Like the legendary butoh dancer Kazuo Ohno, who graces this EP’s cover, Antony Hegarty of Antony and the Johnsons has a thing for theatricality. He kicks off the Another World EP with its title track, a sparse call to leave this world for another. Whether he means leaving the planet Earth, moving onto the afterlife or merely leaving the New York grotesquerie he’s constructed around himself is entirely up to the listener to decide. But the vacuum of silence on “Another World” is a transcendent moment -- one that both brings us in (through the epic lack of anything other than Antony’s voice for most of its four minutes) and keeps us at arm’s length (through the same).
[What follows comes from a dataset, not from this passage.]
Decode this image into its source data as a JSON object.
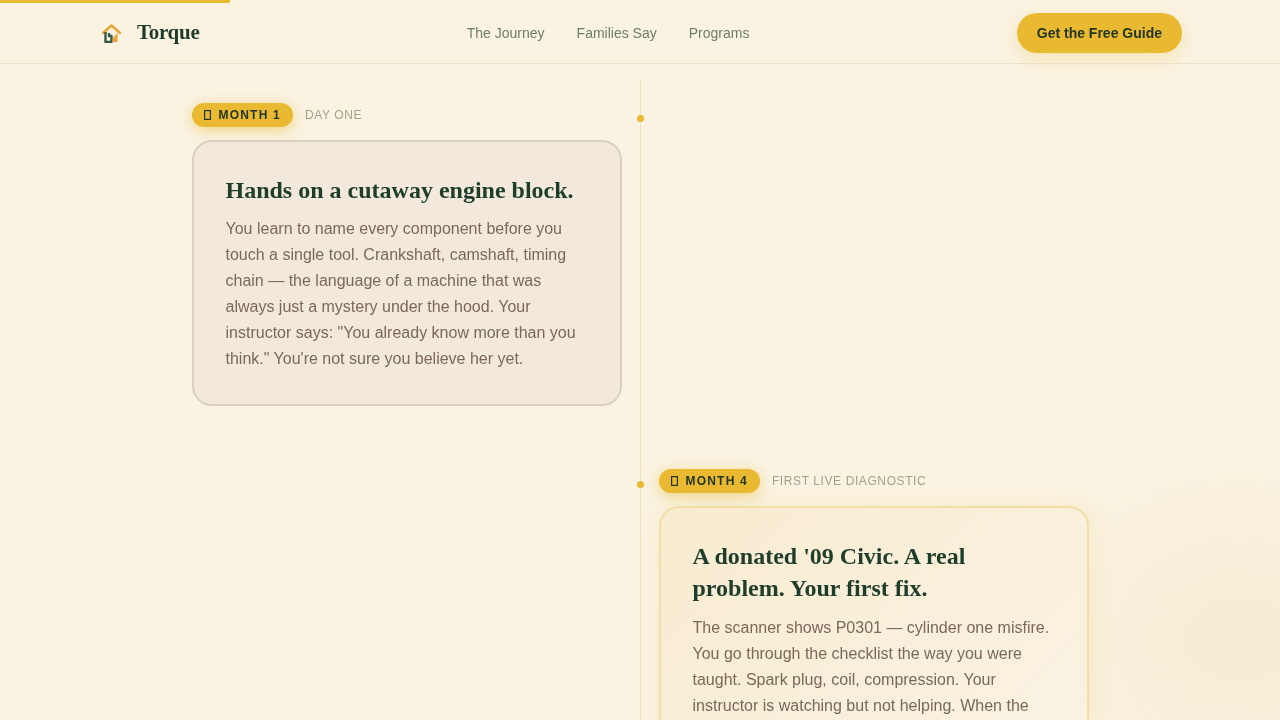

Another World is meant as a teaser for the upcoming Antony and the Johnsons’ album, The Crying Light (due out in January), but it’s more of a shedding of the conventions that made the group’s previous album, I Am a Bird Now, a Mercury Prize winner. I Am a Bird Now used simple R&B histrionics (and guest performers like Devendra Banhart and Boy George) to frame Antony’s unusual vocal affectations (a wavering and fragile vibrato) for listeners who may have been put off if he had come out and done the empty, climax-less tracks on Anther World. Now that his place in the indie-rock milieu has firmly been established (largely thanks to the Mercury Prize and tours with Lou Reed), he’s open to become more than the implicit central focus of all the tracks and take center stage.
“Another World” sets the general aesthetic direction of the rest of the EP: “Crackagen” and “Hope Mountain” find Antony mostly accompanied by minor piano lines with little accoutrement (except for the Andrew Lloyd Webber horns near the end of “Hope Mountain”) and even the more expansive sonic texture of the up-tempo “Sing for Me” barely goes beyond a miniscule contribution to Antony’s proceedings.
There is one curveball, however: The EP’s centerpiece, the five-minute, rollicking “Shake That Devil.” The track begins with Antony's voice accompanied by a distorted guitar line that seems ready to combust, and when the guitar finally does, it isn’t a hail of power chords and distortion; instead, it sways with a Motown-like braggadocio, and Antony merely sings the lines from the song’s first half with more intensity. In some ways, “Shake That Devil” best symbolizes the midpoint of a metamorphosis that “Another World” represents; it works as a song symbolizing where Antony is heading (“Shake that bird right out of me,” he sings) and where he was around I Am a Bird Now.
Another World is under 20 minutes long, but it’s more than a placeholder. It’s the portrait of an artist as a changeling, moving above and beyond his former skill-set.